The Fed is also saving politics

First Republic Bank

A migration of the banking business to large corporations that can hardly be reached personally in the area would be a bad trend.

(Photo: Bloomberg)

Anyone who moves in the USA beyond the big metropolises often sees branches of the major bank Wells Fargo, which functions like a kind of giant savings bank. Otherwise, the large financial groups such as JP Morgan and Citigroup do not play a major role in the area, at most Bank of America is still represented.

In fact, the United States Deposit Insurance Scheme (FDIC) still has around 4,700 affiliated institutions, although many banks have been closed over the years. Some of these are small banks with only a few employees. But mid-sized regional banks are also important, including the recently closed Silicon Valley Bank (SVB) and the First Republic Bank in San Francisco, which is being bailed out by a joint effort by the big banks in cooperation with the Federal Reserve Board (Fed).

The small and medium-sized banks are extremely important for the US economy away from the large metropolises and thus also for the entire domestic economy. They are often the only personal contact with the financial system. Business people, builders and farmers get their loans there, which are then often later resold to investors. The small bankers are also often the recognized economic experts in “towns”, which in Germany would at best be considered villages in terms of size.

But that’s not all: they often support local politicians with money for election campaigns. They hold joint events with them, and their very effective lobby organization, the American Bankers Association, which is dominated by the small financial institutions, makes very precise specifications as to what political demands politicians should be confronted with.

Against the background of the upcoming election campaign for the US presidency in the coming year, it would be disastrous if the economy were to collapse in parts of the country, some of which already feel left behind. America’s political divisions would be exacerbated. A migration of the banking business to large corporations that can hardly be reached personally in the area would be a bad trend. Seen in this way, the Fed is currently not only rescuing the financial system, but also politics. It probably prevents a drift into even worse chasms.

Don’t just save the millionaires

Also important in this context: With the SVB, the Fed not only saved banks, but also the unique financing culture of Silicon Valley.
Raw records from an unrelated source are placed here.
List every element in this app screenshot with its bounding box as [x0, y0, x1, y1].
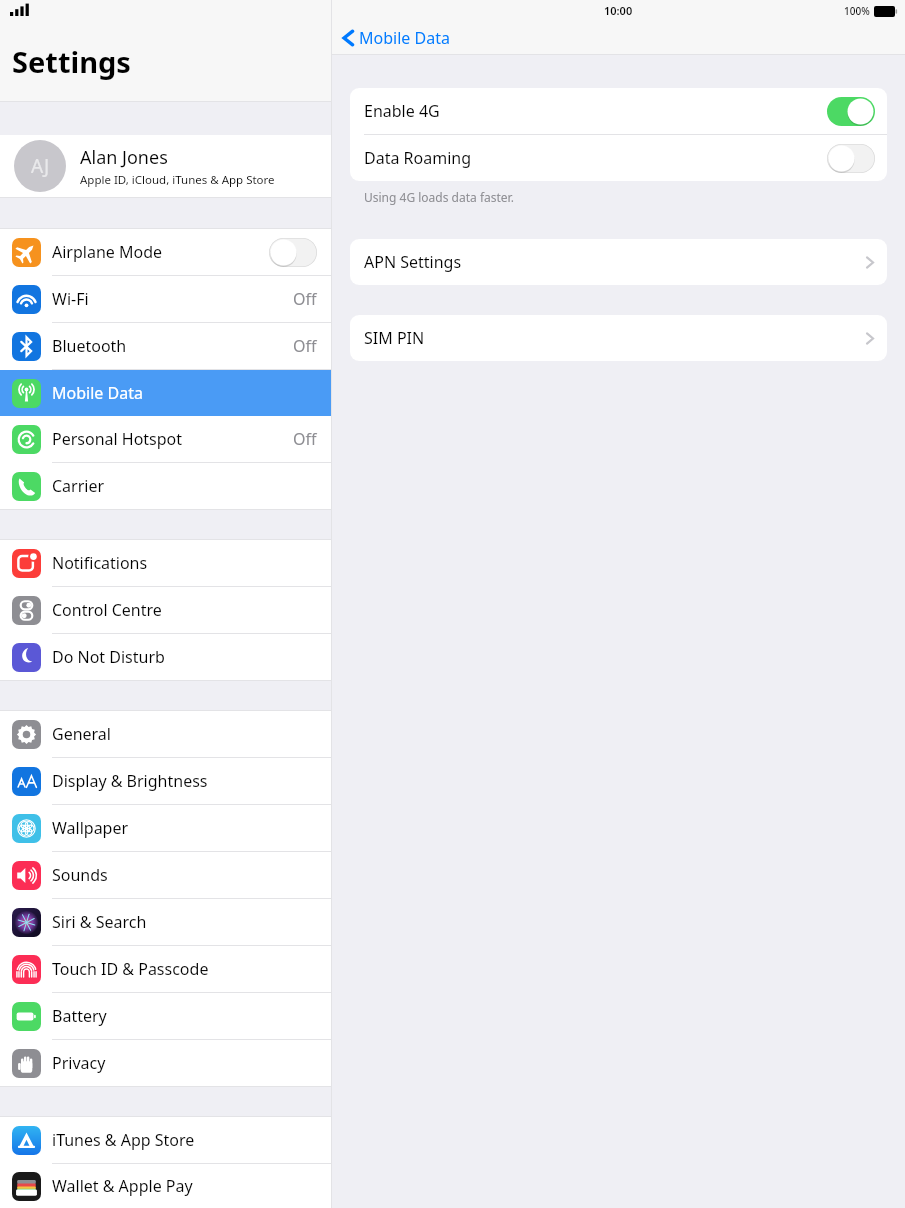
staticText: Control Centre — [52, 599, 162, 621]
button[interactable]: Battery — [0, 993, 331, 1039]
staticText: Settings — [12, 42, 131, 81]
button[interactable]: Mobile Data — [342, 27, 450, 49]
button[interactable]: Wallet & Apple Pay — [0, 1164, 331, 1208]
staticText: Using 4G loads data faster. — [364, 189, 514, 205]
staticText: Notifications — [52, 552, 148, 574]
staticText: Wi-Fi — [52, 288, 89, 310]
staticText: Data Roaming — [364, 147, 471, 169]
staticText: SIM PIN — [364, 327, 425, 349]
button[interactable]: Sounds — [0, 852, 331, 898]
staticText: Wallet & Apple Pay — [52, 1175, 193, 1197]
button[interactable]: General — [0, 711, 331, 757]
button[interactable]: Control Centre — [0, 587, 331, 633]
staticText: Sounds — [52, 864, 108, 886]
other: Open — [865, 330, 875, 347]
button[interactable]: Bluetooth — [0, 323, 331, 369]
button[interactable]: Toggle — [269, 238, 317, 267]
staticText: Enable 4G — [364, 100, 440, 122]
staticText: Bluetooth — [52, 335, 127, 357]
staticText: Off — [293, 288, 317, 310]
button[interactable]: iTunes & App Store — [0, 1117, 331, 1163]
button[interactable]: Display & Brightness — [0, 758, 331, 804]
button[interactable]: Carrier — [0, 463, 331, 509]
staticText: General — [52, 723, 111, 745]
staticText: Privacy — [52, 1052, 106, 1074]
staticText: Carrier — [52, 475, 105, 497]
staticText: Siri & Search — [52, 911, 147, 933]
staticText: iTunes & App Store — [52, 1129, 195, 1151]
staticText: Touch ID & Passcode — [52, 958, 209, 980]
button[interactable]: Toggle — [827, 97, 875, 126]
staticText: Wallpaper — [52, 817, 129, 839]
button[interactable]: Privacy — [0, 1040, 331, 1086]
staticText: Airplane Mode — [52, 241, 163, 263]
button[interactable]: Enable 4G — [350, 88, 887, 134]
staticText: Off — [293, 428, 317, 450]
staticText: 100% — [844, 4, 870, 18]
button[interactable]: Data Roaming — [350, 135, 887, 181]
button[interactable]: Touch ID & Passcode — [0, 946, 331, 992]
button[interactable]: SIM PIN — [350, 315, 887, 361]
button[interactable]: Do Not Disturb — [0, 634, 331, 680]
other: Open — [865, 254, 875, 271]
staticText: AJ — [31, 153, 50, 179]
staticText: 10:00 — [604, 3, 633, 18]
staticText: APN Settings — [364, 251, 462, 273]
staticText: Alan Jones — [80, 145, 168, 170]
staticText: Display & Brightness — [52, 770, 208, 792]
button[interactable]: AJ — [0, 135, 331, 197]
staticText: Apple ID, iCloud, iTunes & App Store — [80, 172, 275, 188]
button[interactable]: APN Settings — [350, 239, 887, 285]
staticText: Mobile Data — [359, 27, 450, 49]
button[interactable]: Toggle — [827, 144, 875, 173]
staticText: Do Not Disturb — [52, 646, 165, 668]
button[interactable]: Mobile Data — [0, 370, 331, 416]
button[interactable]: Wi-Fi — [0, 276, 331, 322]
staticText: Mobile Data — [52, 382, 143, 404]
button[interactable]: Siri & Search — [0, 899, 331, 945]
staticText: Personal Hotspot — [52, 428, 183, 450]
button[interactable]: Personal Hotspot — [0, 416, 331, 462]
staticText: Battery — [52, 1005, 107, 1027]
staticText: Off — [293, 335, 317, 357]
button[interactable]: Wallpaper — [0, 805, 331, 851]
button[interactable]: Airplane Mode — [0, 229, 331, 275]
button[interactable]: Notifications — [0, 540, 331, 586]
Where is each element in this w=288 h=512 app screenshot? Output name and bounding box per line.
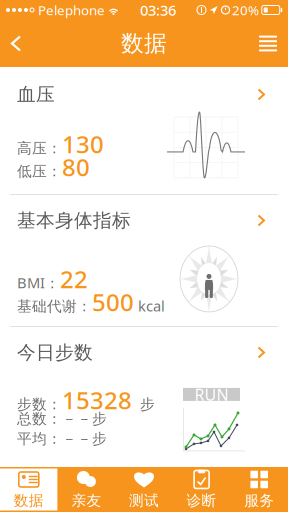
staticText: Pelephone bbox=[38, 1, 105, 19]
button[interactable]: 亲友 bbox=[58, 468, 115, 510]
button[interactable]: 诊断 bbox=[173, 468, 230, 510]
staticText: 20% bbox=[232, 1, 259, 19]
staticText: 130 bbox=[62, 128, 104, 160]
staticText: 数据 bbox=[14, 492, 44, 510]
button[interactable]: 基本身体指标 bbox=[0, 195, 288, 326]
staticText: 诊断 bbox=[187, 492, 217, 510]
button[interactable]: 服务 bbox=[230, 468, 288, 510]
staticText: 80 bbox=[62, 151, 90, 183]
staticText: 步数： bbox=[17, 395, 62, 413]
staticText: 血压 bbox=[17, 83, 55, 106]
staticText: 500 bbox=[92, 286, 134, 318]
button[interactable]: Menu bbox=[248, 22, 288, 64]
staticText: 测试 bbox=[129, 492, 159, 510]
staticText: 高压： bbox=[17, 139, 62, 157]
staticText: 03:36 bbox=[140, 0, 176, 20]
button[interactable]: Back bbox=[0, 22, 38, 64]
staticText: 亲友 bbox=[71, 492, 101, 510]
staticText: 平均：－－步 bbox=[17, 430, 107, 448]
button[interactable]: 血压 bbox=[0, 67, 288, 194]
staticText: 今日步数 bbox=[17, 341, 93, 364]
staticText: 低压： bbox=[17, 162, 62, 180]
button[interactable]: 今日步数 bbox=[0, 327, 288, 466]
staticText: 步 bbox=[132, 395, 155, 413]
staticText: 15328 bbox=[62, 384, 132, 416]
staticText: RUN bbox=[194, 384, 228, 405]
staticText: 数据 bbox=[121, 30, 167, 57]
staticText: 服务 bbox=[244, 492, 274, 510]
button[interactable]: 测试 bbox=[115, 468, 173, 510]
staticText: 22 bbox=[60, 263, 88, 295]
staticText: 基础代谢： bbox=[17, 297, 92, 315]
staticText: 总数：－－步 bbox=[17, 410, 107, 428]
staticText: kcal bbox=[134, 296, 165, 316]
button[interactable]: 数据 bbox=[0, 468, 58, 510]
staticText: BMI： bbox=[17, 273, 60, 292]
staticText: 基本身体指标 bbox=[17, 209, 131, 232]
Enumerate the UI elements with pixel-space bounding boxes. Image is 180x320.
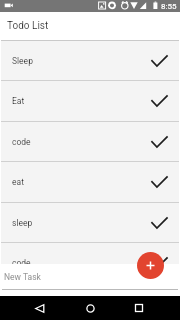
staticText: New Task xyxy=(4,272,41,282)
staticText: Todo List xyxy=(7,20,49,32)
button[interactable]: code xyxy=(1,243,179,264)
button[interactable]: sleep xyxy=(1,203,179,242)
staticText: Eat xyxy=(12,96,152,106)
button[interactable]: Home xyxy=(72,296,108,320)
button[interactable]: Add task xyxy=(137,252,164,279)
staticText: 8:55 xyxy=(161,2,177,11)
button[interactable]: Sleep xyxy=(1,41,179,80)
button[interactable]: Recent apps xyxy=(121,296,157,320)
staticText: sleep xyxy=(12,218,152,228)
staticText: eat xyxy=(12,177,152,187)
staticText: code xyxy=(12,258,152,264)
button[interactable]: code xyxy=(1,122,179,161)
staticText: Sleep xyxy=(12,56,152,66)
button[interactable]: Eat xyxy=(1,81,179,121)
button[interactable]: Back xyxy=(22,296,58,320)
button[interactable]: eat xyxy=(1,162,179,202)
staticText: code xyxy=(12,137,152,147)
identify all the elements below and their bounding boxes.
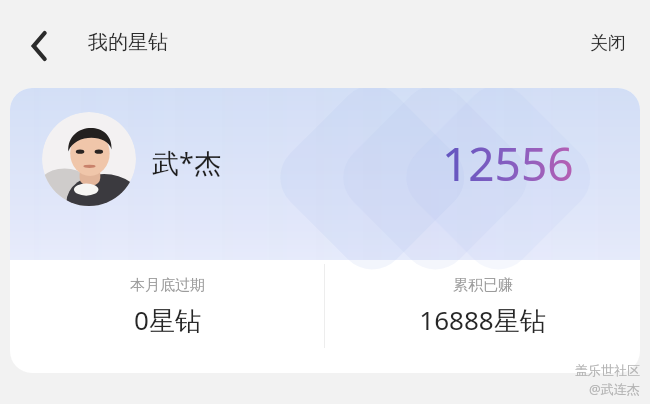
- staticText: 关闭: [590, 32, 626, 55]
- button[interactable]: Profile photo: [42, 112, 136, 206]
- staticText: 0星钻: [134, 302, 201, 338]
- staticText: 16888星钻: [419, 302, 546, 338]
- button[interactable]: 关闭: [580, 24, 636, 63]
- button[interactable]: Back: [18, 24, 62, 68]
- button[interactable]: 本月底过期: [10, 260, 324, 360]
- staticText: @武连杰: [589, 380, 640, 398]
- staticText: 累积已赚: [453, 276, 513, 295]
- staticText: 12556: [442, 132, 574, 195]
- staticText: 武*杰: [152, 144, 221, 181]
- staticText: 盖乐世社区: [575, 362, 640, 378]
- staticText: 本月底过期: [130, 276, 205, 295]
- staticText: 我的星钻: [88, 30, 168, 55]
- button[interactable]: 累积已赚: [325, 260, 640, 360]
There in California it is possible to find financiers with just a brilliant idea plus a coherent concept.

As a financial metropolis, New York only comes into play when it comes to going public, and ideas and concepts are not enough there, concrete figures are needed. If you imagine that start-ups had lost millions of money in the SVB bankruptcy that they had previously received from venture capitalists, then this would have extremely jeopardized this financing culture, which is unique in the world.

But this rescue has a political downside. Very quickly the accusation arose that tech millionaires in California were being rescued here. That’s exactly why you can’t let the “little people” down. Against the background of dramatic economic inequality in the USA – not only between population groups but also between regions – it would be downright fatal to let the nondescript, remote America run into a financial crisis.

Unfortunately, none of this is the only political pressure the central bank is exposed to. The fact that many Americans depend on the stock market for their old-age provision alone is a problem that we in Europe are far less familiar with.